Carlos shrugged. ‘Not much of an armoury between us.’ One of the guerrilleros had a musket and the other a pistol in his belt. Each also had a knife, and after a short discussion they gave one to the girl and the other to the former surgeon, who were both unarmed.
‘Has anyone seen my sister or Don Antonio?’ Guadalupe asked, to be greeted by shaking heads.
‘There may be more of us scattered over the hills,’ one of the men suggested. ‘The first I knew of it was the shot, but poor Ramón died to give us that warning, and then they were among us.’
The light was growing, and Williams counted seven corpses sprawled around the fire and the buildings, as well as a circle of a dozen or so prisoners sitting under guard. There was no sign of a woman, but there had been shots and sounds of fighting from all along the valley floor and there were probably more dead where they could not see.
Williams reckoned that the French had consisted of a full squadron of dragoons and three companies of voltigeurs, the skirmishers of a battalion and men chosen to move quickly and use their initiative. Such men had yellow and green epaulettes and tall plumes to mark their status as elite, and one of the companies also had the yellow-fronted jackets of the Polish regiment which had fought so well at Sohail Castle. They had come first, slipping forward through the darkness, and only the vigilan
ce of the man on guard had allowed him to spot them in time to give a warning. Then the voltigeurs surged through the defile and opened a path for a score of the cavalry to charge towards the bonfire. Another company had marched all the way round to seal the valley off from the other side. It had been neat and efficient.
‘Didn’t think they knew this place,’ Carlos said, ‘but we were wrong.’ He sighed. ‘Don Antonio will miss Francisco. He was very fond of that horse.’ All of the mules and horses of the partisans were tethered in a row, being inspected by a dragoon officer. If others had escaped, then they would be on foot.
‘That’s if he is alive to care,’ one of the guerrilleros suggested.
‘They won’t get El Blanco.’ Carlos’ face belied such optimism, but then reddened with anger. ‘Ramirez is with them.’ They saw a man dressed as a partisan riding a piebald horse with a couple of dragoons.
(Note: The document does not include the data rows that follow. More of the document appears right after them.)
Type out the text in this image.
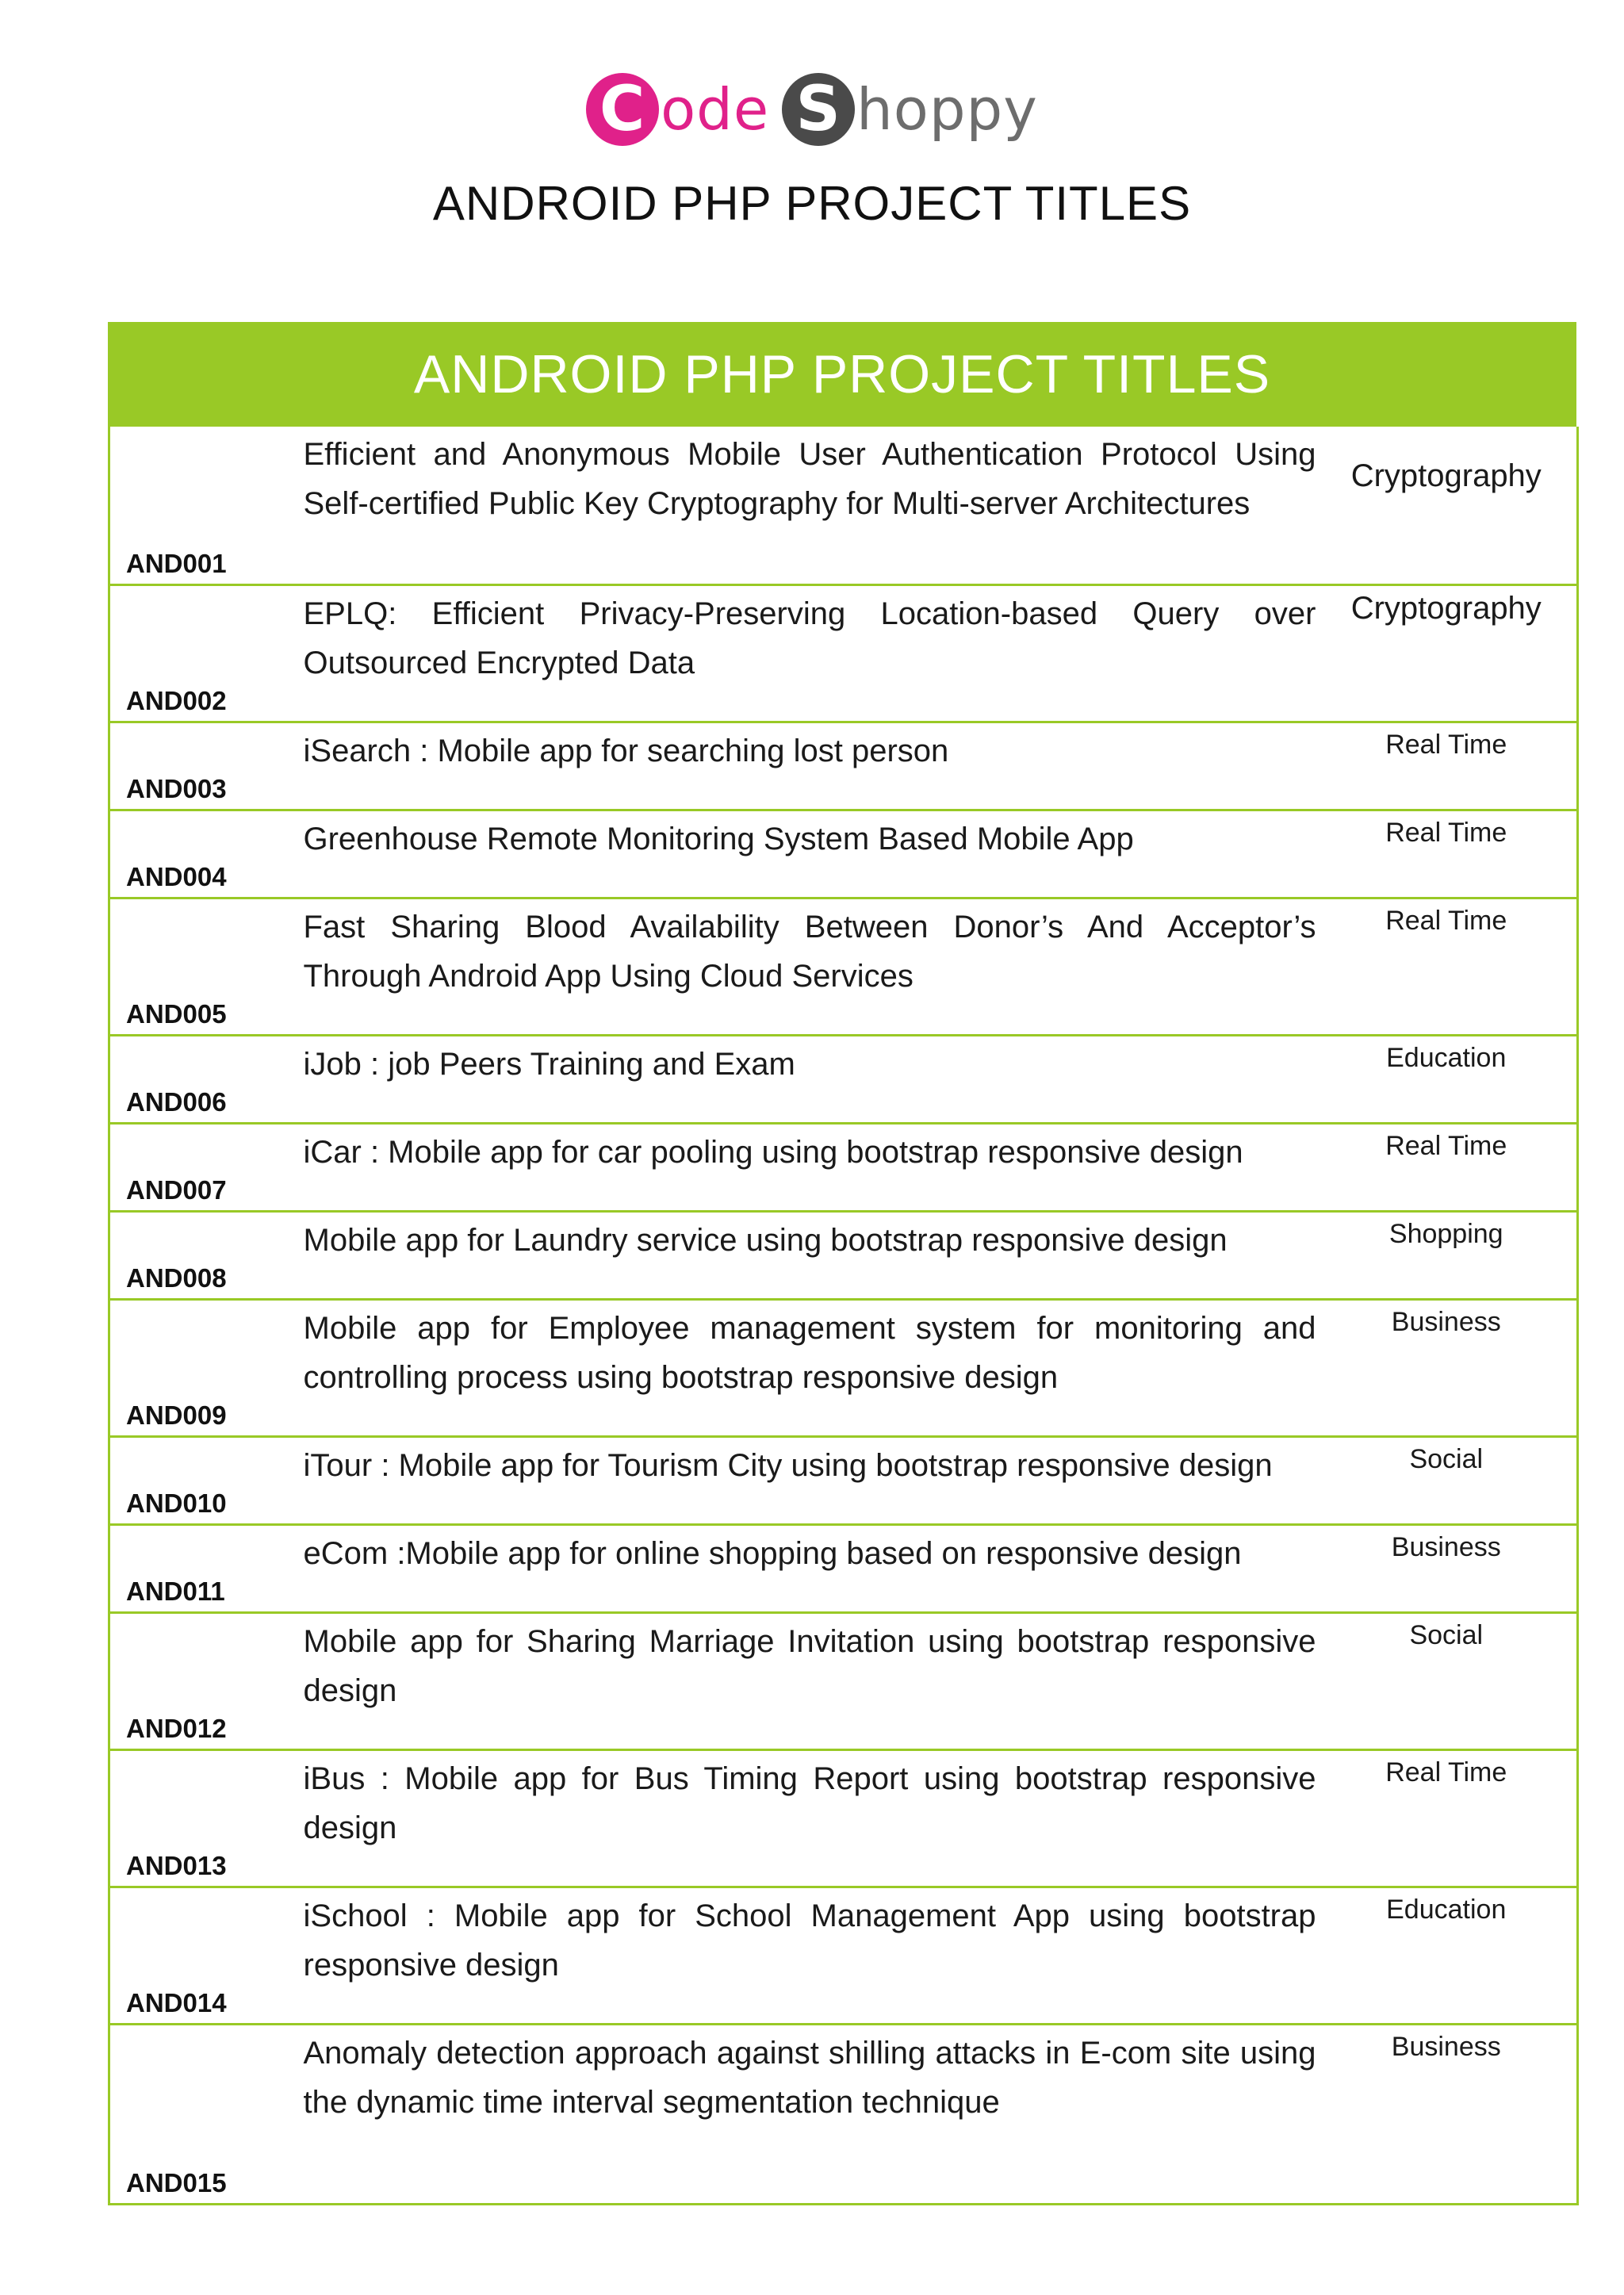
C ode S hoppy
ANDROID PHP PROJECT TITLES
ANDROID PHP PROJECT TITLES
AND001	Efficient and Anonymous Mobile User Authentication Protocol Using Self-certified Public Key Cryptography for Multi-server Architectures	Cryptography
AND002	EPLQ: Efficient Privacy-Preserving Location-based Query over Outsourced Encrypted Data	Cryptography
AND003	iSearch : Mobile app for searching lost person	Real Time
AND004	Greenhouse Remote Monitoring System Based Mobile App	Real Time
AND005	Fast Sharing Blood Availability Between Donor’s And Acceptor’s Through Android App Using Cloud Services	Real Time
AND006	iJob : job Peers Training and Exam	Education
AND007	iCar : Mobile app for car pooling using bootstrap responsive design	Real Time
AND008	Mobile app for Laundry service using bootstrap responsive design	Shopping
AND009	Mobile app for Employee management system for monitoring and controlling process using bootstrap responsive design	Business
AND010	iTour : Mobile app for Tourism City using bootstrap responsive design	Social
AND011	eCom :Mobile app for online shopping based on responsive design	Business
AND012	Mobile app for Sharing Marriage Invitation using bootstrap responsive design	Social
AND013	iBus : Mobile app for Bus Timing Report using bootstrap responsive design	Real Time
AND014	iSchool : Mobile app for School Management App using bootstrap responsive design	Education
AND015	Anomaly detection approach against shilling attacks in E-com site using the dynamic time interval segmentation technique	Business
He had a musket slung on his shoulder and was clearly not a prisoner.
‘Whore-bastard,’ hissed one of the men.
‘Don Antonio threw him out for robbing anyone whether or not they sided with the French. No doubt he is being well paid.’
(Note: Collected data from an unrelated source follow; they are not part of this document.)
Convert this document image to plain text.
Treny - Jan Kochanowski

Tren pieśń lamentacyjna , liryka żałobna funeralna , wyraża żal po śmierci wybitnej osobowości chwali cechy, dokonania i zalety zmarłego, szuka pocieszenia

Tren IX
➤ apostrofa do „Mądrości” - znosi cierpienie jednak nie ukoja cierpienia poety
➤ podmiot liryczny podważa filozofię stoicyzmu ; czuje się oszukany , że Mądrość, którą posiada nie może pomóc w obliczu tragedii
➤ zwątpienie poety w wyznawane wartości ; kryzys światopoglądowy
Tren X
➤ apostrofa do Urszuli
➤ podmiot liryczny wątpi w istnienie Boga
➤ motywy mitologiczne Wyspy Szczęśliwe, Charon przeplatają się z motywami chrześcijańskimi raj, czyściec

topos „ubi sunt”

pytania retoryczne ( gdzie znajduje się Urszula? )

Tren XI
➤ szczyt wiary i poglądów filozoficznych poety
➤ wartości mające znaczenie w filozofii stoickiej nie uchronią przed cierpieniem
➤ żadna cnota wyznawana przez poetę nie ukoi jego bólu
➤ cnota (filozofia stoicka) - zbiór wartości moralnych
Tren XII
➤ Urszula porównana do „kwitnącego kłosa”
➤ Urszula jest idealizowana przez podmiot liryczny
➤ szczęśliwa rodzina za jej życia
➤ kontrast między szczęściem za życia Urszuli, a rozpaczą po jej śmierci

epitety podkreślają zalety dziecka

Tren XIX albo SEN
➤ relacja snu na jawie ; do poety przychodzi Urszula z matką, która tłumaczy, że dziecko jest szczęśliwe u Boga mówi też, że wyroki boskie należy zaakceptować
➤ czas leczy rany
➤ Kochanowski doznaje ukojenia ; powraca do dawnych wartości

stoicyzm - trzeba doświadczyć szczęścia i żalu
‘We will pay him properly,’ the other partisan said, fingering the lock on his musket.
‘We will, we will indeed,’ Carlos said, ‘but there is nothing we can do here, so we had better go.’
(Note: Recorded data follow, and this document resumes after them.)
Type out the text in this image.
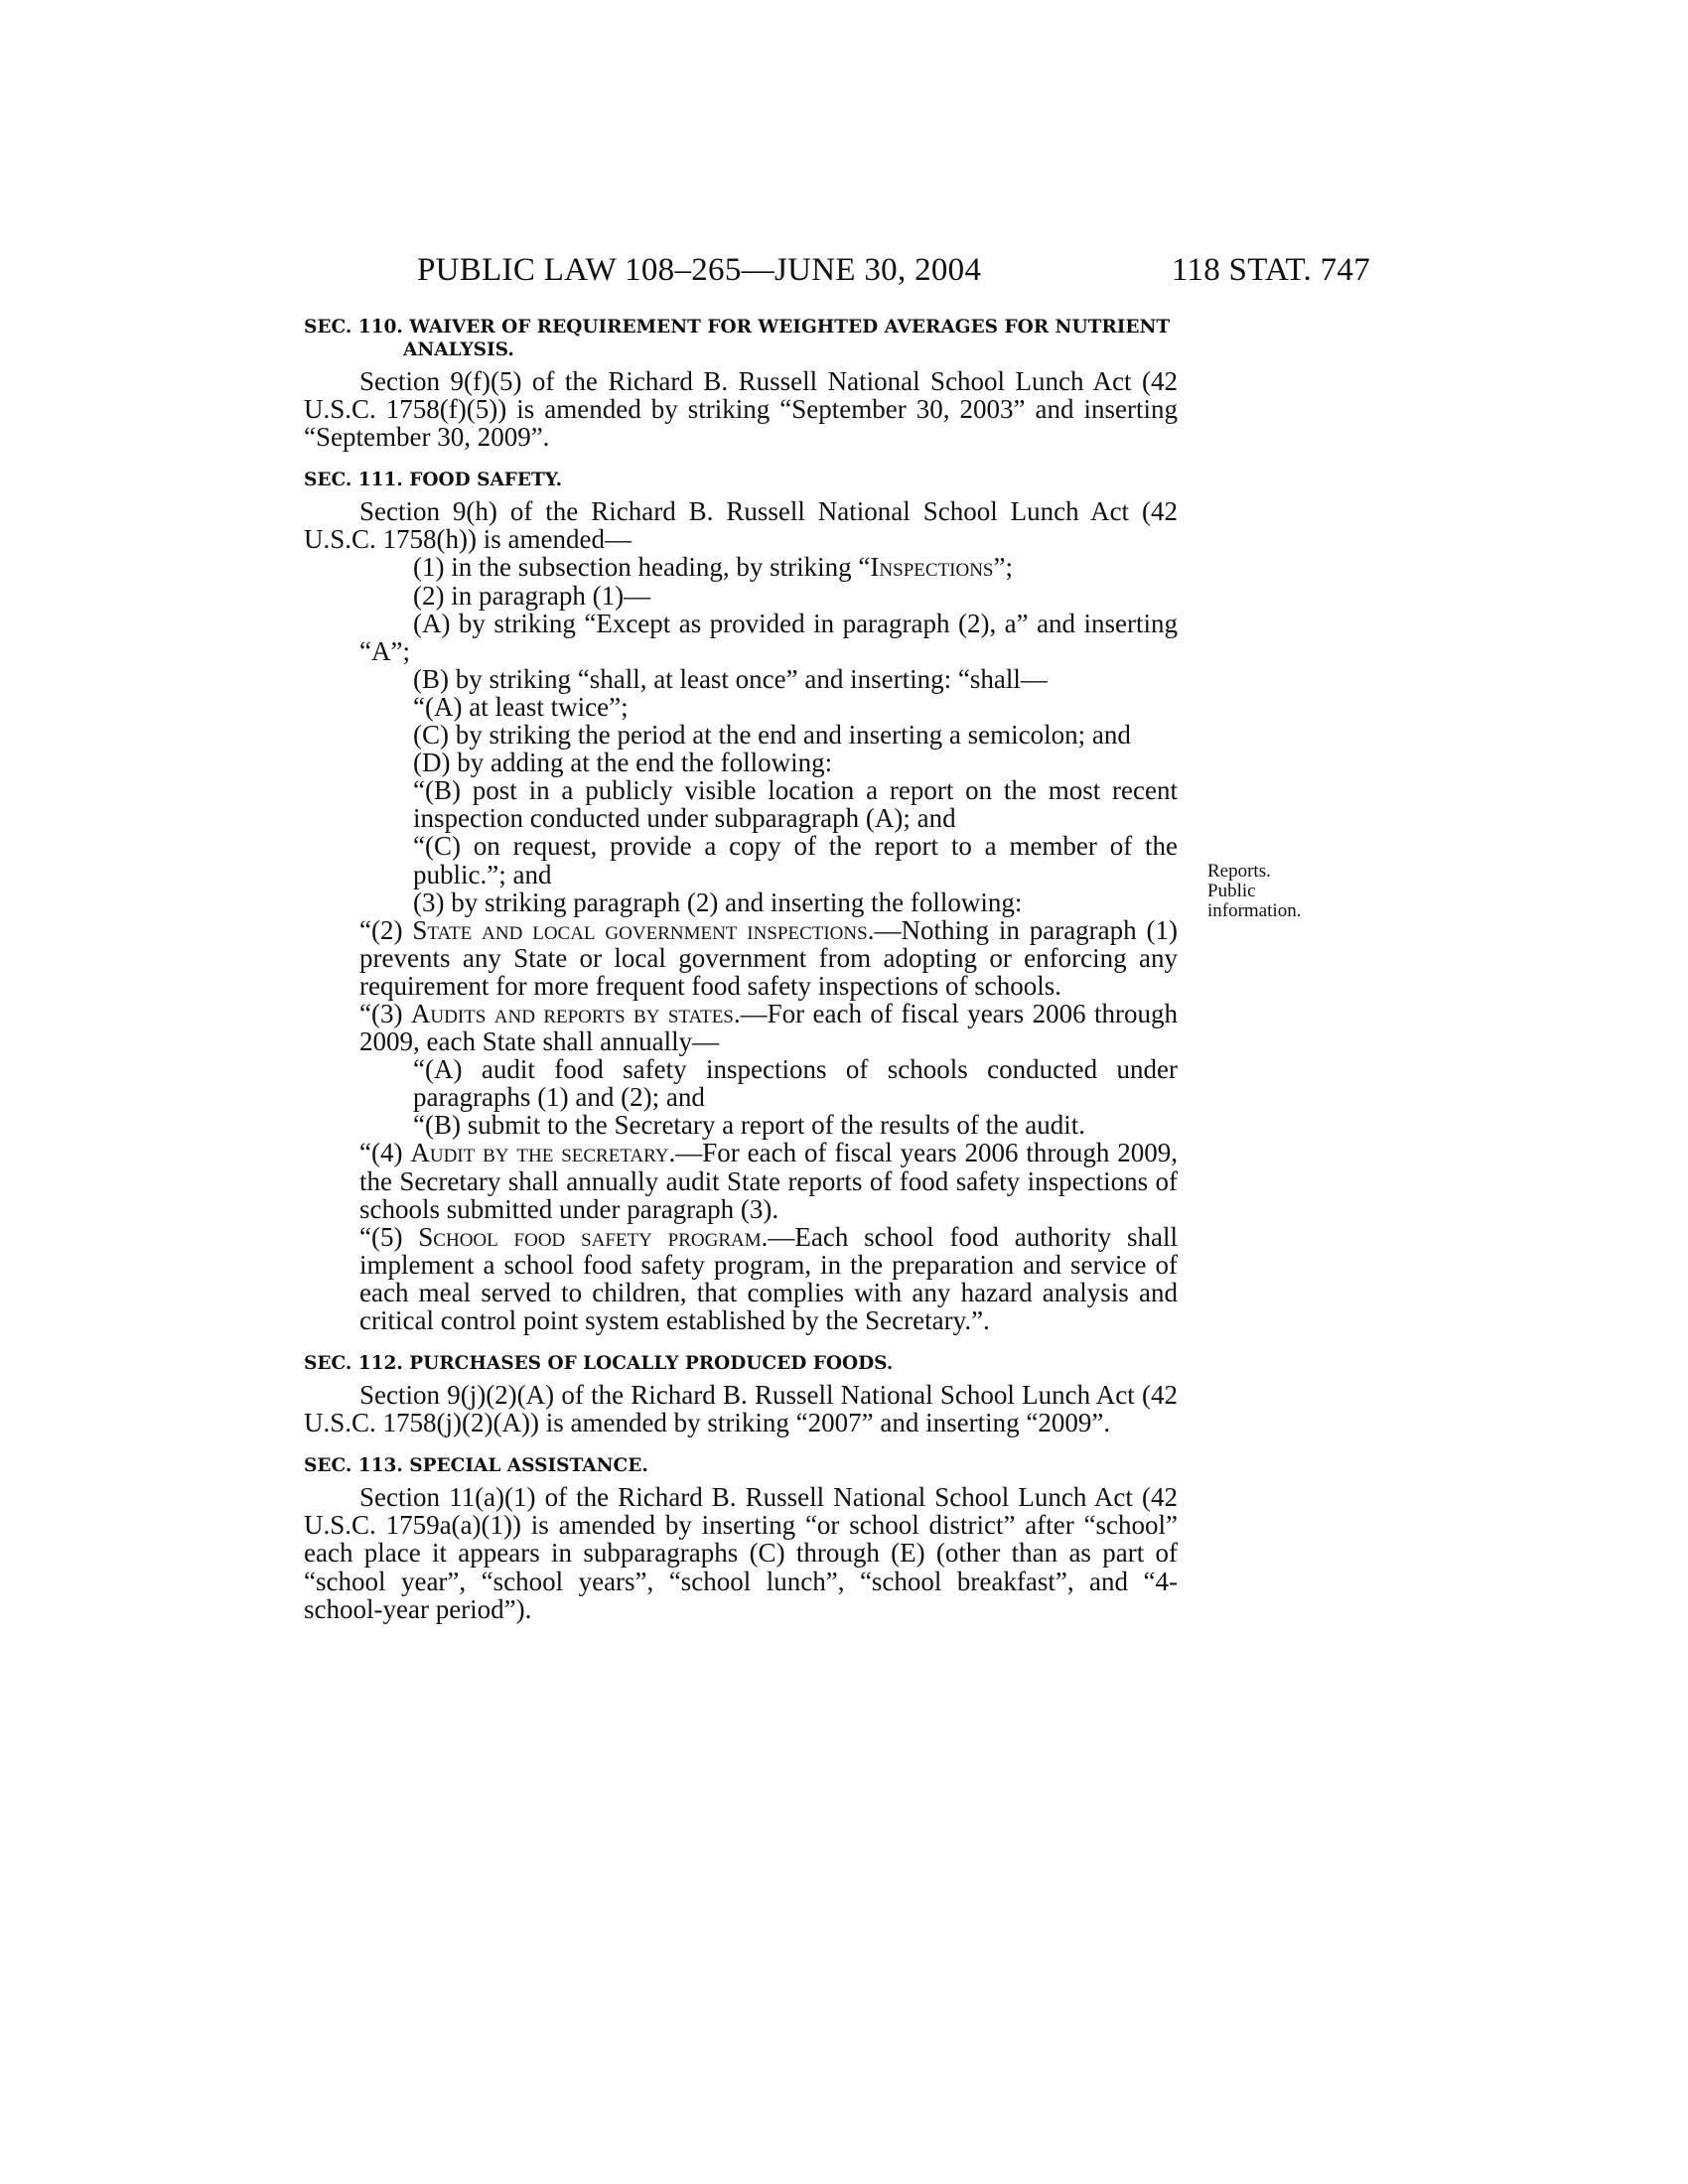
PUBLIC LAW 108–265—JUNE 30, 2004	118 STAT. 747

SEC. 110. WAIVER OF REQUIREMENT FOR WEIGHTED AVERAGES FOR NUTRIENT ANALYSIS.

Section 9(f)(5) of the Richard B. Russell National School Lunch Act (42 U.S.C. 1758(f)(5)) is amended by striking “September 30, 2003” and inserting “September 30, 2009”.

SEC. 111. FOOD SAFETY.

Section 9(h) of the Richard B. Russell National School Lunch Act (42 U.S.C. 1758(h)) is amended—

(1) in the subsection heading, by striking “Inspections”;

(2) in paragraph (1)—

(A) by striking “Except as provided in paragraph (2), a” and inserting “A”;

(B) by striking “shall, at least once” and inserting: “shall—

“(A) at least twice”;

(C) by striking the period at the end and inserting a semicolon; and

(D) by adding at the end the following:

“(B) post in a publicly visible location a report on the most recent inspection conducted under subparagraph (A); and

“(C) on request, provide a copy of the report to a member of the public.”; and

(3) by striking paragraph (2) and inserting the following:

“(2) State and local government inspections.—Nothing in paragraph (1) prevents any State or local government from adopting or enforcing any requirement for more frequent food safety inspections of schools.

“(3) Audits and reports by states.—For each of fiscal years 2006 through 2009, each State shall annually—

“(A) audit food safety inspections of schools conducted under paragraphs (1) and (2); and

“(B) submit to the Secretary a report of the results of the audit.

“(4) Audit by the secretary.—For each of fiscal years 2006 through 2009, the Secretary shall annually audit State reports of food safety inspections of schools submitted under paragraph (3).

“(5) School food safety program.—Each school food authority shall implement a school food safety program, in the preparation and service of each meal served to children, that complies with any hazard analysis and critical control point system established by the Secretary.”.

SEC. 112. PURCHASES OF LOCALLY PRODUCED FOODS.

Section 9(j)(2)(A) of the Richard B. Russell National School Lunch Act (42 U.S.C. 1758(j)(2)(A)) is amended by striking “2007” and inserting “2009”.

SEC. 113. SPECIAL ASSISTANCE.

Section 11(a)(1) of the Richard B. Russell National School Lunch Act (42 U.S.C. 1759a(a)(1)) is amended by inserting “or school district” after “school” each place it appears in subparagraphs (C) through (E) (other than as part of “school year”, “school years”, “school lunch”, “school breakfast”, and “4-school-year period”).

Reports.
Public information.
‘Just a minute.’ Williams was staring down as an officer joined the traitor and the dragoons. The man was mounted on a grey, had a plume in his shako, and wore a light green jacket. None of the voltigeurs wore green and this looked like the commander of the force. ‘I am sure I know that man.’ He wished he had his glass to be sure, but there was something about the way the man sat and gestured that looked very familiar.
‘You can wave to him later,’ Carlos said, and led them off down into the next valley. They moved with care, keeping amid the scrub as much as possible, before climbing up the far side and then dropping down into a ravine leading to a path which climbed like a snake up to a big peak. They had not seen any French coming up the side of the valley, but that did not mean that patrols were not roving the hills. Williams struggled to keep up, and his hip complained at every step. Guadalupe clung to him, giving support, and he could tell that she needed the comfort of touch, afraid not for herself, but for her sister. She never spoke during all the long hours they climbed. After a while, Carlos became even more wary, scouting ahead every few hundred yards before he beckoned them on.